I don’t have anything intelligent to say. “Okay, but it still doesn’t look good.”

If I could read auras, I think Wesley’s would be black as the night sky right now. His wild stare fixes on me for a tick too long, which sends my nervous system spiraling; my automatic reaction is to smile, and he definitely takes it the wrong way. He stalks off and doesn’t speak to me for days.

Chapter 9

WISH 3. MAYBELL, DEAR, I’d be thrilled if you painted a mural in the ballroom.

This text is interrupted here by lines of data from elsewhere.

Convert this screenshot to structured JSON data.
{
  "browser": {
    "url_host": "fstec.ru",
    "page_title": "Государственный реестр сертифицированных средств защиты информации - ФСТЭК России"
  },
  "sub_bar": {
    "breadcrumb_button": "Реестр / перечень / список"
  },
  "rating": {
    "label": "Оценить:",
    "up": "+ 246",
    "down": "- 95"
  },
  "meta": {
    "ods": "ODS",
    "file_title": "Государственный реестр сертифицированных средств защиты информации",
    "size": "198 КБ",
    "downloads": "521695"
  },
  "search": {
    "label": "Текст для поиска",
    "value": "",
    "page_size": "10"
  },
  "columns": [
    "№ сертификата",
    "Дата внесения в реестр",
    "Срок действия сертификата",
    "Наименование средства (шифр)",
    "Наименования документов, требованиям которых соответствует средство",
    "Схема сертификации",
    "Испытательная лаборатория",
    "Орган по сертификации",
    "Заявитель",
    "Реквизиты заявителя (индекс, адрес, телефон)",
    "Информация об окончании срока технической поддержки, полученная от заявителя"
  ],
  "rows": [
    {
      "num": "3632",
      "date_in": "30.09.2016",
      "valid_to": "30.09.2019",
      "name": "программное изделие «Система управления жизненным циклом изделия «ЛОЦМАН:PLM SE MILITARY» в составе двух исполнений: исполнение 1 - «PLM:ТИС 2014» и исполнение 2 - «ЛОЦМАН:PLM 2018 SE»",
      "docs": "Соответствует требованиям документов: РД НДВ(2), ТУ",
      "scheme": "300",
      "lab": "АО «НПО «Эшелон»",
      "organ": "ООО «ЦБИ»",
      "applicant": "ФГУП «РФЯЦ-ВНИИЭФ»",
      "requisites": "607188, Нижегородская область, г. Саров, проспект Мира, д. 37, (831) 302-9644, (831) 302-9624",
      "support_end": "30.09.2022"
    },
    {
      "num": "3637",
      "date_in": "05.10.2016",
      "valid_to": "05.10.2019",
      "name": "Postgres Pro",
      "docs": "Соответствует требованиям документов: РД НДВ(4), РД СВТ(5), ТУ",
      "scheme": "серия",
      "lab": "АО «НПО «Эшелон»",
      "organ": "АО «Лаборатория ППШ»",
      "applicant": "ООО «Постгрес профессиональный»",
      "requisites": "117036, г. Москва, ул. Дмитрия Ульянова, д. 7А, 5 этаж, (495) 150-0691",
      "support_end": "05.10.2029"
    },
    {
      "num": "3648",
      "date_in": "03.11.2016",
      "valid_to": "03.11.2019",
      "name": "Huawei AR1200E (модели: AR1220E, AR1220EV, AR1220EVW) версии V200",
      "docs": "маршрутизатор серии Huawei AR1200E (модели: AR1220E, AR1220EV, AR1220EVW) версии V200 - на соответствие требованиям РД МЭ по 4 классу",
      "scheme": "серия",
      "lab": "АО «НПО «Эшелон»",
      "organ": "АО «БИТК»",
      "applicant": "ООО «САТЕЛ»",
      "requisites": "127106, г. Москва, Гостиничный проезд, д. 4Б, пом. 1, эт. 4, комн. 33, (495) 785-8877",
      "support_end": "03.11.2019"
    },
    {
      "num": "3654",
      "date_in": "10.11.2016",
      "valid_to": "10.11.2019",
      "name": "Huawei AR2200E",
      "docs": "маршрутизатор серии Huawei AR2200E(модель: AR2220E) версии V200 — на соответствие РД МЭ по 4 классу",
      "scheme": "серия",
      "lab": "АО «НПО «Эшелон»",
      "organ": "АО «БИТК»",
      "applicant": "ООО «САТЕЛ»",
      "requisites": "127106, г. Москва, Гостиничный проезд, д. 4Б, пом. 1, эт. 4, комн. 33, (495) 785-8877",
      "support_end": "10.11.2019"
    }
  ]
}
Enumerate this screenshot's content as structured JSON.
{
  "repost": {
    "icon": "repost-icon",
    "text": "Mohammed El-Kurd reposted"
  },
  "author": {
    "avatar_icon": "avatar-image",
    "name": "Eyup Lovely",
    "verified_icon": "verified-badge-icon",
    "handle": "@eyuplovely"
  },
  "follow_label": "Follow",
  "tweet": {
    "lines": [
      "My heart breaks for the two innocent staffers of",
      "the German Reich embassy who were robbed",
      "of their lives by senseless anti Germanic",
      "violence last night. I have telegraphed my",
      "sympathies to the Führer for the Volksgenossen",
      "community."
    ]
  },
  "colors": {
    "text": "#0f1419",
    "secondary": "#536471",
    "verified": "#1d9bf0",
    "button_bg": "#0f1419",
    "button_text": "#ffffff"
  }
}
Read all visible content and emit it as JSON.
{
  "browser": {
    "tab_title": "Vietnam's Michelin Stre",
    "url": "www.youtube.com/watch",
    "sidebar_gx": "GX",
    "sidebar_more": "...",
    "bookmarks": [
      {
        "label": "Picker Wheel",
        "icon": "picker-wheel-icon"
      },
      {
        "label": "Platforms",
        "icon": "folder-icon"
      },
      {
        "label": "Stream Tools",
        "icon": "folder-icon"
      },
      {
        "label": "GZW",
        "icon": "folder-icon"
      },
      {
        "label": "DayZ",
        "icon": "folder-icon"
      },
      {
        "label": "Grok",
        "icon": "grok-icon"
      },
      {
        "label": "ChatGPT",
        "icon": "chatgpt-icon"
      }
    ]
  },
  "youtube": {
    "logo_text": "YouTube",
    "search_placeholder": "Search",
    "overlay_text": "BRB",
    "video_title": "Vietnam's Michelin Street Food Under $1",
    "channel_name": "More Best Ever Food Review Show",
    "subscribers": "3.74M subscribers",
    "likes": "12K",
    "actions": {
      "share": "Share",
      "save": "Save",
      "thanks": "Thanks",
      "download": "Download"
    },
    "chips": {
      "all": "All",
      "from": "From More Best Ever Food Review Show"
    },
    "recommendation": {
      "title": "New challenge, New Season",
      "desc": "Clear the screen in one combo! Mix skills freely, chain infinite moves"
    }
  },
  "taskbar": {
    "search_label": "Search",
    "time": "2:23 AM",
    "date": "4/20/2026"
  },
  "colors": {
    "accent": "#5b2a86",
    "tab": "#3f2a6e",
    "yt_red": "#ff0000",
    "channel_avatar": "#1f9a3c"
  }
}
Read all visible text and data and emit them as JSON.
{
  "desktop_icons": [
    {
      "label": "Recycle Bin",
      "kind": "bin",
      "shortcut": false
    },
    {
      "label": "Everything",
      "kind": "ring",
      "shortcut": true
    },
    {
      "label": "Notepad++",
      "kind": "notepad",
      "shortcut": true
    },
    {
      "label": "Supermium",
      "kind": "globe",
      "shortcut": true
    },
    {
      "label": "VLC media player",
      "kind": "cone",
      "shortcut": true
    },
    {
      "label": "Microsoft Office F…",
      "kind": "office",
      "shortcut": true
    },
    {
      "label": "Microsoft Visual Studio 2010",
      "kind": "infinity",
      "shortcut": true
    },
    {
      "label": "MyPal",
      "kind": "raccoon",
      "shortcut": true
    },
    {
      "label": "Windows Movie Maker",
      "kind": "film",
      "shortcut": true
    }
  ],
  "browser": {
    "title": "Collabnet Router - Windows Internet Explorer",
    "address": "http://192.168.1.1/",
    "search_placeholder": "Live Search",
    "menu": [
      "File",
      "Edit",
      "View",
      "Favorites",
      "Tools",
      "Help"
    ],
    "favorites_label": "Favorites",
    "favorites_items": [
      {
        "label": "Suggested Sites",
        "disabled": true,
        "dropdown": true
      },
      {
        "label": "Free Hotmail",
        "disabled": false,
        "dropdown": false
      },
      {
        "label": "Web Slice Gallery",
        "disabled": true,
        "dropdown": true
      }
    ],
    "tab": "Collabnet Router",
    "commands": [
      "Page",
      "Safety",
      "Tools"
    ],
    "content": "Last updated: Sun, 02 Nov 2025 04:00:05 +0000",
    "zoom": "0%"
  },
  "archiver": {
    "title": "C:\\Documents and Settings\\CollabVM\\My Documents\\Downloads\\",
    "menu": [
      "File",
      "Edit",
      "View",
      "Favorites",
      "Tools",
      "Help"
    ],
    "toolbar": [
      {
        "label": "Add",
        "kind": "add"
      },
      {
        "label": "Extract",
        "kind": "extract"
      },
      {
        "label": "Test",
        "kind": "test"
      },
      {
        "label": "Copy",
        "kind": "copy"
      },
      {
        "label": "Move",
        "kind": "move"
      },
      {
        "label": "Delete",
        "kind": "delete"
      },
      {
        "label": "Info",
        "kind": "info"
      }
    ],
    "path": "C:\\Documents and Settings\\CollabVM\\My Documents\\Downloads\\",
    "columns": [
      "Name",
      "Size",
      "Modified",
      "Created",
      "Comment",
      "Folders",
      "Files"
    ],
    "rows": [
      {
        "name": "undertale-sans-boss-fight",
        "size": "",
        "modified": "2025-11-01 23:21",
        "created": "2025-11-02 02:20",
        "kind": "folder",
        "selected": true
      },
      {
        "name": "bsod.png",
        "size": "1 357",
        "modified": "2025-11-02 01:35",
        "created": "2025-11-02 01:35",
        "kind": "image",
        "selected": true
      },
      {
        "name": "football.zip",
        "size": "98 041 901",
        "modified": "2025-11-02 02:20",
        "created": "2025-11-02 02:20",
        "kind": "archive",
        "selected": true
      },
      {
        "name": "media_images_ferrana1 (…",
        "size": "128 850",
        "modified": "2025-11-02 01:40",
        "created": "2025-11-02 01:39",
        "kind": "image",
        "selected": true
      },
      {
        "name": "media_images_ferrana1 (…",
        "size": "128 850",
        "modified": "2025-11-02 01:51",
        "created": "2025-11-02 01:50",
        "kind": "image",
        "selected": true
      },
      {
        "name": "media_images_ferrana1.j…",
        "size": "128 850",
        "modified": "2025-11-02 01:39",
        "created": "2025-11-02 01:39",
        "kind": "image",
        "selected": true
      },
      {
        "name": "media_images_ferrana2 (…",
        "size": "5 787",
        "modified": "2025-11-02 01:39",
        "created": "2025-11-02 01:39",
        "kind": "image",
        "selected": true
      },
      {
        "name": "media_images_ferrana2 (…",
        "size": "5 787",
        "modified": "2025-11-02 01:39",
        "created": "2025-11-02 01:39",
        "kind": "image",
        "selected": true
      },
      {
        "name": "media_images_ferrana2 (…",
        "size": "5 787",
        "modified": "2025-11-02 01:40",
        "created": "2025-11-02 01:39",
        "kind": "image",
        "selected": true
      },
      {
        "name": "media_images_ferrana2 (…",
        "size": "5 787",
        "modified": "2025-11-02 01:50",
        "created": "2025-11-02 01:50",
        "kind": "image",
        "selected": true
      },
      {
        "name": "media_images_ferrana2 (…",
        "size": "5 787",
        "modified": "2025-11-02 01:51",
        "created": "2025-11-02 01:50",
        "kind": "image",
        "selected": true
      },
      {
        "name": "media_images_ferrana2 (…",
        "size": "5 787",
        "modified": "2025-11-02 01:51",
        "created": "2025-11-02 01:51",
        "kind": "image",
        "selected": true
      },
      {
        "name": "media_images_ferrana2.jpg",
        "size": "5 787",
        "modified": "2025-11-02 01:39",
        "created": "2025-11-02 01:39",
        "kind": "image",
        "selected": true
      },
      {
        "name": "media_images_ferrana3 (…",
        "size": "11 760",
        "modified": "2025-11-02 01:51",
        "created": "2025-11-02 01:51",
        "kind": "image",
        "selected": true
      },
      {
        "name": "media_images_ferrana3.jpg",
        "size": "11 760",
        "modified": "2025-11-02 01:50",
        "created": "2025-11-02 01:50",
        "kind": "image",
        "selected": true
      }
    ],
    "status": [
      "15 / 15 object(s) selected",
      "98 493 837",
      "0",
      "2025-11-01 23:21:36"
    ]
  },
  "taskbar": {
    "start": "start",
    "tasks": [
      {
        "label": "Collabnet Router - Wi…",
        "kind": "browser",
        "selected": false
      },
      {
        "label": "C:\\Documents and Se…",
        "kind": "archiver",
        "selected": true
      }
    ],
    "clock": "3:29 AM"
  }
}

Wesley was right: there isn’t going to be enough money in the budget for an in-ground pool. I’m gratified, however, to report that the estate sale netted a nice chunk of change. Which Wesley didn’t help with. At all. He hid up in his bedroom the whole time and wouldn’t come down even when I tried to tempt him with vegetarian hamburgers, because he thought it was a trap. (It was. I needed help lifting a chair into the back of a teenage girl’s truck, but he saw us struggling from his window and came out to help. He made up for the moment of niceness by glaring excessively.)

If I can’t offer my guests a refreshing swim in a pool, they can at least stand in the ballroom and marvel at my giant painting of a waterfall lagoon.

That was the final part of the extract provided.